Book Report


Wherein Our Heroine is Just a Little LitCrit Snot Queen.

Hello, Dear Readers. Welcome to the den of plague. Grab a Kleenex - you're going to need one.

Yep, still sick. And the dog barfed last night, which is always fun. Three o'clock in the morning seems to be barf-time in canine land. Who knew?

Enough charming chitchat. On to the real textual basis of today's prose masterpiece! Heh. I would like to announce to the world that I have completed my first reading of Jonathan Strange & Mr. Norrell. All 800 pages and a few bazillion footnotes. On my way back from my trip to the nation's heartland, I was seated next to an actor coming to DC to do "The Price" at Center Stage who actually did a double-take at the size of the volume. I'm not sure he believed me when I told him I was finished when we landed. Suffice it to say, it is a tome which could double for a Yoga brick if one really needed it to.

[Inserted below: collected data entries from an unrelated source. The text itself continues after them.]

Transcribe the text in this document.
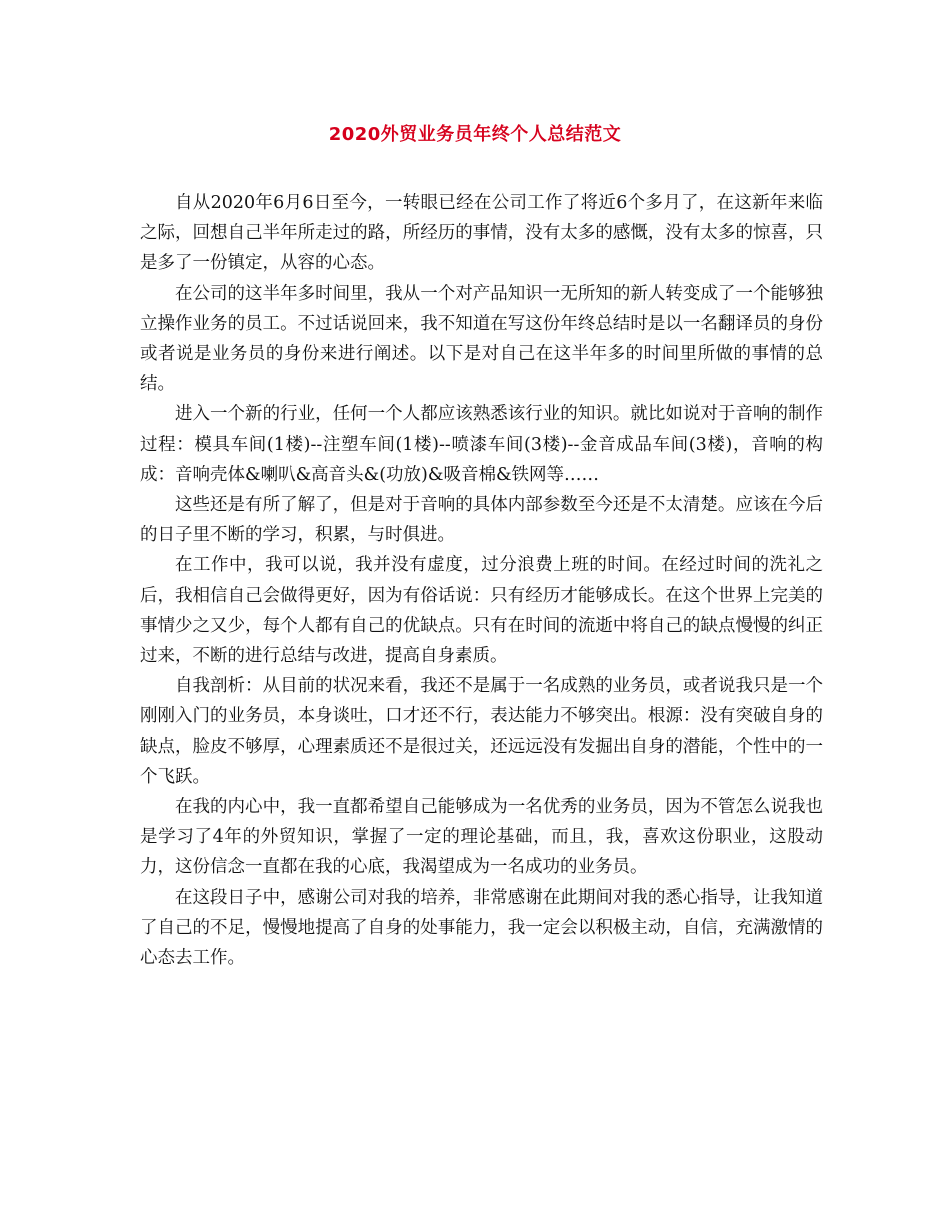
2020外贸业务员年终个人总结范文

自从2020年6月6日至今，一转眼已经在公司工作了将近6个多月了，在这新年来临之际，回想自己半年所走过的路，所经历的事情，没有太多的感慨，没有太多的惊喜，只是多了一份镇定，从容的心态。

在公司的这半年多时间里，我从一个对产品知识一无所知的新人转变成了一个能够独立操作业务的员工。不过话说回来，我不知道在写这份年终总结时是以一名翻译员的身份或者说是业务员的身份来进行阐述。以下是对自己在这半年多的时间里所做的事情的总结。

进入一个新的行业，任何一个人都应该熟悉该行业的知识。就比如说对于音响的制作过程：模具车间(1楼)--注塑车间(1楼)--喷漆车间(3楼)--金音成品车间(3楼)，音响的构成：音响壳体&喇叭&高音头&(功放)&吸音棉&铁网等……

这些还是有所了解了，但是对于音响的具体内部参数至今还是不太清楚。应该在今后的日子里不断的学习，积累，与时俱进。

在工作中，我可以说，我并没有虚度，过分浪费上班的时间。在经过时间的洗礼之后，我相信自己会做得更好，因为有俗话说：只有经历才能够成长。在这个世界上完美的事情少之又少，每个人都有自己的优缺点。只有在时间的流逝中将自己的缺点慢慢的纠正过来，不断的进行总结与改进，提高自身素质。

自我剖析：从目前的状况来看，我还不是属于一名成熟的业务员，或者说我只是一个刚刚入门的业务员，本身谈吐，口才还不行，表达能力不够突出。根源：没有突破自身的缺点，脸皮不够厚，心理素质还不是很过关，还远远没有发掘出自身的潜能，个性中的一个飞跃。

在我的内心中，我一直都希望自己能够成为一名优秀的业务员，因为不管怎么说我也是学习了4年的外贸知识，掌握了一定的理论基础，而且，我，喜欢这份职业，这股动力，这份信念一直都在我的心底，我渴望成为一名成功的业务员。

在这段日子中，感谢公司对我的培养，非常感谢在此期间对我的悉心指导，让我知道了自己的不足，慢慢地提高了自身的处事能力，我一定会以积极主动，自信，充满激情的心态去工作。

The book itself? Fascinating. The type of exquisite literary tailoring which manages to stitch an entirely fictional world into real history without having the seams show. The bazillion footnotes I mentioned are primarily "historical notes" on the legends and "history" of English magic and its various practitioners, though the notes occasionally also reveal real facts about real historical figures such as the Duke of Wellington and poor, mad George III. Dryly satirical observations made in a period tone in passages like the following one skewer the hubris of early-Empire Britain without ever breaking the "fourth wall" of the book's self-contained world:

"...the sad decay, which buildings, bridges and church all displayed, seemed to charm them even more. They were Englishmen and, to them, the decline of other nations was the most natural thing in the world. They belonged to a race blessed with so sensitive an appreciation of its own talents (and so doubtful an opinion of any body else's) that they would not have been at all surprized to learn that the Venetians themselves had been entirely ignorant of the merits of their own city - until Englishmen had come to tell them it was delightful."

So why do I say this is my "first" reading? I am pretty sure that after a few months have gone by I will want to read it again. When that happens, I am sure to get far more out of it. This first reading simply introduced the book's world to me. After some time I will need to return in order to explore its city streets and country fields more completely.